India's Core Infrastructure Growth Grinds to a Halt
India's crucial infrastructure sectors posted zero growth in October 2024, according to provisional data released by the commerce ministry on Tuesday. This represents the sector's weakest performance in 14 months, with output remaining completely flat compared to the same period last year.
The stagnation follows a steady deceleration pattern, with growth having eased to 3.3% in September and 6.5% in August (revised from 6.3%). This marks a significant drop from the 2.4% expansion recorded in September 2023.
Sector-Wise Performance Shows Mixed Trends
The eight core industries - coal, crude oil, natural gas, refinery products, fertilisers, steel, cement, and electricity - collectively account for over two-fifths of the country's total industrial production. October's performance revealed a deeply divided picture across these vital sectors.
Four sectors experienced contraction: coal production declined by 8.5% in October, worsening from the 1.2% drop in September. Crude oil output shrank by 1.2%, maintaining similar negative territory from the previous month's 1.3% contraction. Natural gas production fell by 5%, deepening from September's 3.8% decline. Electricity generation slumped dramatically by 7.6%, reversing the 3.1% growth seen in September.

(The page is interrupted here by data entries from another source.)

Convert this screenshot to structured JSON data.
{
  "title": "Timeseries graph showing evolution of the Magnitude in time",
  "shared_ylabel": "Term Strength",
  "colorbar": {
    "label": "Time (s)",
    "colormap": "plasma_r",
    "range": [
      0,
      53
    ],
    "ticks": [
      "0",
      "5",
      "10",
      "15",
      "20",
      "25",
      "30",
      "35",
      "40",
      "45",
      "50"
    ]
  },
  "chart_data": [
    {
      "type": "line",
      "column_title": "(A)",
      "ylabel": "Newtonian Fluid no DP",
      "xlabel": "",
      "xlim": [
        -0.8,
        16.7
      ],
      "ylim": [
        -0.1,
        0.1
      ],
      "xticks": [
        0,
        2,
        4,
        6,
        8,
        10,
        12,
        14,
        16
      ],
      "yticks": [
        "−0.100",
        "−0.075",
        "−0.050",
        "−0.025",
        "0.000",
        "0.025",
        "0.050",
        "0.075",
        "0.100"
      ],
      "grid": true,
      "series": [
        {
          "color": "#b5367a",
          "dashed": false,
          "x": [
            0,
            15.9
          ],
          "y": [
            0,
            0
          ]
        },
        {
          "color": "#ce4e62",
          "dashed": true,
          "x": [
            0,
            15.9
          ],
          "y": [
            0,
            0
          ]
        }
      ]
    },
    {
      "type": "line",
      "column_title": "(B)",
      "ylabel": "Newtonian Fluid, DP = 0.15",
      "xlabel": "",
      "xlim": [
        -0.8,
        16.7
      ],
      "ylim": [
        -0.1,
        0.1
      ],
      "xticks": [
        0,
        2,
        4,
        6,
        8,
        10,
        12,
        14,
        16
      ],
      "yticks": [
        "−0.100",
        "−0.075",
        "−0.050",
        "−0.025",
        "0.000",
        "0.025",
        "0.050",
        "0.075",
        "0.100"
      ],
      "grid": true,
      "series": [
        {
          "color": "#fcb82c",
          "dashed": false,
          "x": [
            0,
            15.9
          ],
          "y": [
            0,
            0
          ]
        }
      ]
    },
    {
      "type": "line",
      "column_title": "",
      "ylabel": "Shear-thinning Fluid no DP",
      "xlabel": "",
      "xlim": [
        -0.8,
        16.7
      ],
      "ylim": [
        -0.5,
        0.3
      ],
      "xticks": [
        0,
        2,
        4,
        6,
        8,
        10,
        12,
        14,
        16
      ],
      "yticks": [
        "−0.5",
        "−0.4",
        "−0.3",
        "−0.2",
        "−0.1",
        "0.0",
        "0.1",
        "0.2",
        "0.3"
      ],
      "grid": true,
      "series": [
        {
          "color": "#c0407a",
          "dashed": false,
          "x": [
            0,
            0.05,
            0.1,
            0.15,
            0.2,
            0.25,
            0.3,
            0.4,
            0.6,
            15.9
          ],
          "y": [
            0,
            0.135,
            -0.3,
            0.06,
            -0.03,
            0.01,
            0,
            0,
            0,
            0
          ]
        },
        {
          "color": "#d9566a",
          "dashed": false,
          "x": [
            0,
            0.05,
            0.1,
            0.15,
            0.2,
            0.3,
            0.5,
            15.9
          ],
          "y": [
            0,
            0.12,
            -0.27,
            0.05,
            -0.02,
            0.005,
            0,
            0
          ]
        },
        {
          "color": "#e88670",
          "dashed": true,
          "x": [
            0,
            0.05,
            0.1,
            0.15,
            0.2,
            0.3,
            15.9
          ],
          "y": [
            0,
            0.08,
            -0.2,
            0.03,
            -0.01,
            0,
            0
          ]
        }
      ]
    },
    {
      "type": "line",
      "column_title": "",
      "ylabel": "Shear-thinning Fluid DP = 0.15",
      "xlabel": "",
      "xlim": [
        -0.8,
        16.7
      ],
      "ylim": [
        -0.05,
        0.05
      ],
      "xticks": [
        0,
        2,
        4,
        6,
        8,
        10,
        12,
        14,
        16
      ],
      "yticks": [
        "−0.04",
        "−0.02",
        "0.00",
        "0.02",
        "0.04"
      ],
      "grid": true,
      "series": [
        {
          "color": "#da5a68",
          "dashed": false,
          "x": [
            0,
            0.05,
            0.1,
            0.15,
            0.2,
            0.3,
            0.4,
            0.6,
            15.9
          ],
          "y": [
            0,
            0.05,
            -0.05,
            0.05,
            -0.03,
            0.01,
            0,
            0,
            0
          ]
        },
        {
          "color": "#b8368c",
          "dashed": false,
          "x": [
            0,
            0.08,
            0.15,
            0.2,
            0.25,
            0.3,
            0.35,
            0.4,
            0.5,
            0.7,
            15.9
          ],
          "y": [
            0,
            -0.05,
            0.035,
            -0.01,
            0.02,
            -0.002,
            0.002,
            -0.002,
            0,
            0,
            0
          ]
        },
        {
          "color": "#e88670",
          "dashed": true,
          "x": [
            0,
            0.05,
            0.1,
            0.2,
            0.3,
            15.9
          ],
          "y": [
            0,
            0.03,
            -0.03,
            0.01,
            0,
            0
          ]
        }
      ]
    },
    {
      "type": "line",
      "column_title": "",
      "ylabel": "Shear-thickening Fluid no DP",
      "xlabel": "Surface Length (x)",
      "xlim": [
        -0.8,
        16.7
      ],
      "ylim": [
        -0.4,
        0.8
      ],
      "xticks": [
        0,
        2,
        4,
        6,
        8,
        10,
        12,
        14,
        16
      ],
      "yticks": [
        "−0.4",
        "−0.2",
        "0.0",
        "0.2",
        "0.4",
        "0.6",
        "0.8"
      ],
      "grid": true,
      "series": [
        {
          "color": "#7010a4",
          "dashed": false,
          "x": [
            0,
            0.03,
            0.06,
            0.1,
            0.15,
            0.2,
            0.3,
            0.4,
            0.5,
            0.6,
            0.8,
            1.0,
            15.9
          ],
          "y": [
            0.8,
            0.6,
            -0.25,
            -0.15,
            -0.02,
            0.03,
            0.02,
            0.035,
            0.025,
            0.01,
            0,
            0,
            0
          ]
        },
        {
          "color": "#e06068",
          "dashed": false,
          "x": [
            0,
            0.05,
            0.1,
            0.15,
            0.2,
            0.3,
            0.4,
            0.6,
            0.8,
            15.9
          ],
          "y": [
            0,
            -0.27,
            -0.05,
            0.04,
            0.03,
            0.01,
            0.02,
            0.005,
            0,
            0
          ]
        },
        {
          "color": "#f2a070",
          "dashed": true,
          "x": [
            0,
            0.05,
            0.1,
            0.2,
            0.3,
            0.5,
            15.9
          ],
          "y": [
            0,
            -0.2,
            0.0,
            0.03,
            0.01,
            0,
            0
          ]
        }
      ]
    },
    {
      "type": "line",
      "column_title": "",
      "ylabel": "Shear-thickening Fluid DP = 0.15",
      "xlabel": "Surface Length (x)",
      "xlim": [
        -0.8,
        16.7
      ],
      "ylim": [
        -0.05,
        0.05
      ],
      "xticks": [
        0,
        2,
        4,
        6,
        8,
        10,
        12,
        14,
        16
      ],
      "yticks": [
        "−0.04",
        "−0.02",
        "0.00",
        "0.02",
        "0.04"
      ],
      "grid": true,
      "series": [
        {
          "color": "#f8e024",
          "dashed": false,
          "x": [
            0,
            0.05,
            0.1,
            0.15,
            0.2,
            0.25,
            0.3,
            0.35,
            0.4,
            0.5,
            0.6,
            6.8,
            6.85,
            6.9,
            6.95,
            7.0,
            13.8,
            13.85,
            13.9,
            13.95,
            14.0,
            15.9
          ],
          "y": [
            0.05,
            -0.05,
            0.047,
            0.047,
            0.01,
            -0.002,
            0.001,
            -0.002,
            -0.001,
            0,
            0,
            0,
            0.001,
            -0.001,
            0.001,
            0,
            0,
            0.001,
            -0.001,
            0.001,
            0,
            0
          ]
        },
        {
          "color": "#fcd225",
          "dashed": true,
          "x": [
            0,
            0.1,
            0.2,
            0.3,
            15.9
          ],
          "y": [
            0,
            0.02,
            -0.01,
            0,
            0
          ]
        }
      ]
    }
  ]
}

Meanwhile, steel production growth slowed substantially to 6.7% from the robust 14.4% expansion recorded in September. On the positive side, refinery production rebounded with 4.6% growth after declining by 3.7% in September. Fertiliser output strengthened significantly to 7.4% growth, up sharply from 1.6% in the previous month. Cement production maintained momentum with 5.3% growth, slightly above September's 5% increase.
Economic Context and Expert Analysis
Aditi Nayar, Chief Economist at ICRA Ltd, attributed the weak performance to multiple factors. "Excess rainfall impacted mining activity and power demand in October," she explained, adding that "growth in the steel sector decelerated owing to an adverse base and the early onset of the festive season."
Nayar further projected that "given the deterioration in the performance of the mining and electricity segments, ICRA expects the IIP (Index of Industrial Production) growth to ease somewhat to about 2.5-3.5% in October 2025 from 4% in September 2025." However, she noted that manufacturing growth is likely to remain healthy, aided by higher demand during the festive season due to GST rate rationalization and subsequent restocking.
The broader industrial landscape shows signs of strain, with India's industrial production growing 4% annually in September - its slowest pace in three months, primarily due to contracting mining output. The October IIP data will be released at the end of the month.
Manufacturing Shows Resilience Amid Challenges
Private surveys indicate that the manufacturing sector regained some momentum in October after cooling to a four-month low in September. The recovery was lifted by GST relief measures, improved productivity, and increased technology investments.
The HSBC India Manufacturing Purchasing Managers' Index (PMI), compiled by S&P Global, climbed to 59.2 in October from 57.7 in September. A reading above 50 indicates expansion in activity. However, the survey cautioned that external sales rose at the slowest pace in 10 months, signaling moderation in external demand.
External pressures continue to pose challenges, with the United States imposing steep tariffs of up to 50% on many Indian goods including textiles, jewellery, and machinery, effective from August 27. As a result, exports to the US stood at $6.3 billion in October, up from $5.8 billion the previous month but down from $6.9 billion the previous year.
The contrasting performance between contracting infrastructure sectors and resilient manufacturing highlights the complex economic landscape India navigates as it balances domestic consumption patterns with global trade challenges.